We argue for building composable RL components by encapsulating parallelism and resource requirements within individual components, which can be achieved by building on top of a flexible task-based programming model. We demonstrate this principle by building Ray RLlib on top of Ray and show that we can implement a wide range of state-of-the-art algorithms by composing and reusing a handful of standard components. This composability does not come at the cost of performance — in our experiments, RLlib matches or exceeds the performance of highly optimized reference implementations.
Eric Liang*, Richard Liaw*, Robert Nishihara, Philipp Moritz, Roy Fox, Joseph Gonzalez, Ken Goldberg, and Ion Stoica, DeepRL Symposium, NIPS 2017 * Equal contribution
We characterize a good set of prior options as the centroids of clusters of control options that are optimized for a set of subtasks. We formulate this insight as an optimization problem and derive an optimization algorithm that alternates between planning given the set of prior options and clustering the set of control options. We illustrate this approach in a simple two-room simulation.
Roy Fox*, Michal Moshkovitz*, and Naftali Tishby, EWRL 2016 * Equal contribution
We identify a shortcoming of off-policy reinforcement learning algorithms, in which the optimization over noisy estimates introduces bias during updates. We propose G-learning, a new off-policy learning algorithm that regularizes the updates by introducing an informational cost. We show how these soft updates reduce the accumulation of bias and lead to faster convergence. We discuss additional benefits of G-learning, such as the ability to naturally incorporate any available prior domain knowledge, and to avoid some exploration costs. We illustrate its benefits in several examples where G-learning results in significant improvements of the learning rate and the learning cost.

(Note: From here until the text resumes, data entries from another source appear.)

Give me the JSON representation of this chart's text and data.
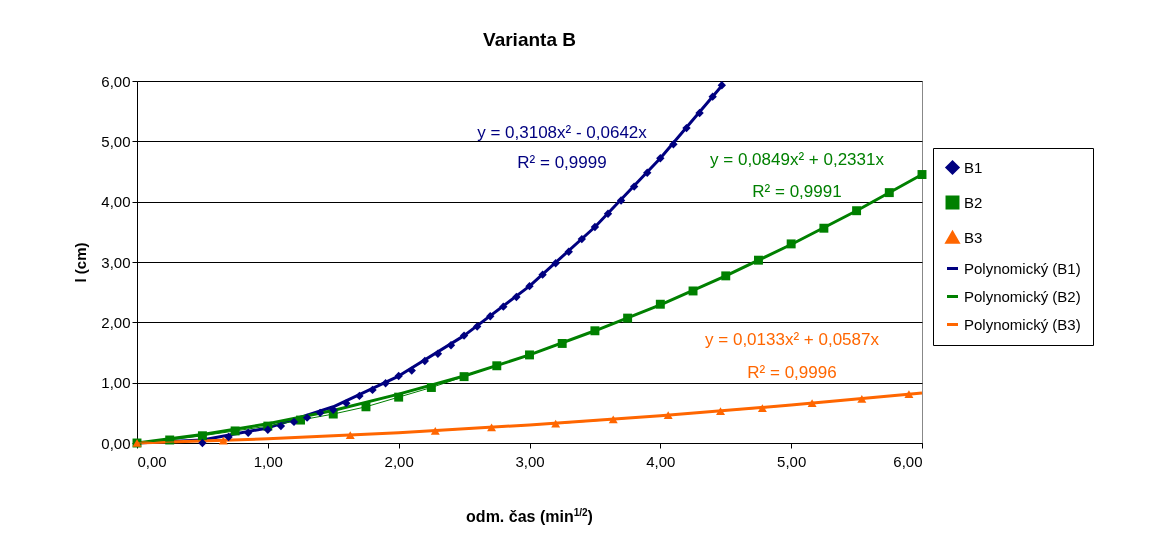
{
  "chart_data": {
    "type": "line",
    "title": "Varianta B",
    "xlabel": "odm. čas (min$^{1/2}$)",
    "ylabel": "l (cm)",
    "xlim": [
      0,
      6
    ],
    "ylim": [
      0,
      6
    ],
    "xticks": [
      {
        "value": 0,
        "label": "0,00"
      },
      {
        "value": 1,
        "label": "1,00"
      },
      {
        "value": 2,
        "label": "2,00"
      },
      {
        "value": 3,
        "label": "3,00"
      },
      {
        "value": 4,
        "label": "4,00"
      },
      {
        "value": 5,
        "label": "5,00"
      },
      {
        "value": 6,
        "label": "6,00"
      }
    ],
    "yticks": [
      {
        "value": 0,
        "label": "0,00"
      },
      {
        "value": 1,
        "label": "1,00"
      },
      {
        "value": 2,
        "label": "2,00"
      },
      {
        "value": 3,
        "label": "3,00"
      },
      {
        "value": 4,
        "label": "4,00"
      },
      {
        "value": 5,
        "label": "5,00"
      },
      {
        "value": 6,
        "label": "6,00"
      }
    ],
    "grid": "y",
    "legend": "right",
    "series": [
      {
        "name": "B1",
        "type": "scatter",
        "marker": "diamond",
        "color": "#000080",
        "x": [
          0.5,
          0.7,
          0.85,
          1.0,
          1.1,
          1.2,
          1.3,
          1.4,
          1.5,
          1.6,
          1.7,
          1.8,
          1.9,
          2.0,
          2.1,
          2.2,
          2.3,
          2.4,
          2.5,
          2.6,
          2.7,
          2.8,
          2.9,
          3.0,
          3.1,
          3.2,
          3.3,
          3.4,
          3.5,
          3.6,
          3.7,
          3.8,
          3.9,
          4.0,
          4.1,
          4.2,
          4.3,
          4.4,
          4.47
        ],
        "values": [
          0,
          0.1,
          0.17,
          0.22,
          0.28,
          0.35,
          0.42,
          0.5,
          0.55,
          0.66,
          0.78,
          0.88,
          0.99,
          1.11,
          1.2,
          1.36,
          1.48,
          1.62,
          1.78,
          1.93,
          2.1,
          2.26,
          2.42,
          2.6,
          2.79,
          2.98,
          3.17,
          3.38,
          3.58,
          3.8,
          4.02,
          4.25,
          4.48,
          4.72,
          4.95,
          5.22,
          5.47,
          5.74,
          5.93
        ]
      },
      {
        "name": "B2",
        "marker": "square",
        "color": "#008000",
        "x": [
          0,
          0.25,
          0.5,
          0.75,
          1,
          1.25,
          1.5,
          1.75,
          2,
          2.25,
          2.5,
          2.75,
          3,
          3.25,
          3.5,
          3.75,
          4,
          4.25,
          4.5,
          4.75,
          5,
          5.25,
          5.5,
          5.75,
          6
        ],
        "values": [
          0,
          0.05,
          0.12,
          0.2,
          0.28,
          0.38,
          0.48,
          0.6,
          0.76,
          0.92,
          1.1,
          1.28,
          1.46,
          1.65,
          1.86,
          2.07,
          2.3,
          2.52,
          2.77,
          3.03,
          3.3,
          3.56,
          3.85,
          4.15,
          4.45
        ]
      },
      {
        "name": "B3",
        "marker": "triangle",
        "color": "#ff6600",
        "x": [
          0,
          0.66,
          1.63,
          2.28,
          2.71,
          3.2,
          3.64,
          4.06,
          4.46,
          4.78,
          5.16,
          5.54,
          5.9
        ],
        "values": [
          0,
          0.04,
          0.13,
          0.2,
          0.26,
          0.32,
          0.39,
          0.46,
          0.53,
          0.58,
          0.66,
          0.73,
          0.81
        ]
      },
      {
        "name": "Polynomický (B1)",
        "color": "#000080",
        "x": [
          0,
          0.5,
          1,
          1.5,
          2,
          2.5,
          3,
          3.5,
          4,
          4.47
        ],
        "values": [
          0,
          0.05,
          0.25,
          0.6,
          1.11,
          1.78,
          2.6,
          3.58,
          4.72,
          5.92
        ]
      },
      {
        "name": "Polynomický (B2)",
        "color": "#008000",
        "x": [
          0,
          0.5,
          1,
          1.5,
          2,
          2.5,
          3,
          3.5,
          4,
          4.5,
          5,
          5.5,
          6
        ],
        "values": [
          0,
          0.14,
          0.32,
          0.54,
          0.81,
          1.11,
          1.46,
          1.86,
          2.29,
          2.77,
          3.29,
          3.85,
          4.45
        ]
      },
      {
        "name": "Polynomický (B3)",
        "color": "#ff6600",
        "x": [
          0,
          1,
          2,
          3,
          4,
          5,
          6
        ],
        "values": [
          0,
          0.07,
          0.17,
          0.3,
          0.45,
          0.63,
          0.83
        ]
      }
    ],
    "annotations": [
      "y = 0,3108x² - 0,0642x",
      "R² = 0,9999",
      "y = 0,0849x² + 0,2331x",
      "R² = 0,9991",
      "y = 0,0133x² + 0,0587x",
      "R² = 0,9996"
    ]
  }
}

Roy Fox*, Ari Pakman*, and Naftali Tishby, UAI 2016 * Equal contribution
We define Passive POMDPs, where actions do not affect the world state, but still incur costs. We present a variational principle for the problem of maintaining in memory the information state that is most useful for minimizing the cost, leading to a trade-off between memory and sensing, similar to multi-terminal source coding. We analyze the problem as an equivalent joint-state MDP, and introduce an efficient and simple algorithm for finding an optimum.
We define Only-Costly-Observable Markov Decision Processes (OCOMDPs), an interesting subclass of POMDPs, where the state is unobservable, except through a costly action that completely reveals the state. This is an extention of Unobservable MDPs, where planning is known to be NP-complete. Despite this computational complexity, we give an algorithm for PAC-learning OCOMDPs with polynomial interaction complexity, given a planning oracle.
We formulate the problem of optimizing an agent under both extrinsic and intrinsic constraints on its operation in a dynamical system and develop the main tools for solving it. We identify the challenging convergence properties of the optimization algorithm, such as the bifurcation structure of the update operator near phase transitions. We study the special case of linear-Gaussian dynamics and quadratic cost (LQG), where the optimal solution has a particularly simple and solvable form. We also explore the learning task, where the model of the world dynamics is unknown and sample-based updates are used instead.
We study the interaction complexity of several partially observable decision processes. We show a simple subclass of POMDPs which are learnable, but require exponential interaction complexity. We discuss the previously studied OPOMDPs, and show they can be PAC-learnable in polynomial interaction complexity. We then define a more general and complex subclass of POMDPs, which we call OCOMDPs, and give an algorithm for PAC-learning them with polynomial interaction complexity, given a planning oracle.
Existing techniques for automated option discovery do not scale to multi-level hierarchies and to expressive representations such as deep networks. We present Discovery of Deep Options (DDO), a policy-gradient algorithm that discovers parametrized options from a set of demonstration trajectories, and can be used recursively to discover additional levels of the hierarchy. We show that DDO is effective in adding options that accelerate learning in 4 out of 5 Atari RAM environments chosen in our experiments. We also show that DDO can discover structure in robot-assisted surgical videos and kinematics that match expert annotation with 72% accuracy.
Roy Fox*, Sanjay Krishnan*, Ion Stoica, and Ken Goldberg, arXiv, 2017 * Equal contribution
We present the minimum-information principle for selective attention in reactive agents. We motivate this approach by reducing the general problem of optimal control in POMDPs, to reactive control with complex observations. We introduce a forward-backward algorithm for finding optimal selective-attention policies, and illustrate it with several examples. Finally, we analyze and explore the newly discovered phenomenon of period doubling bifurcations in this optimization process.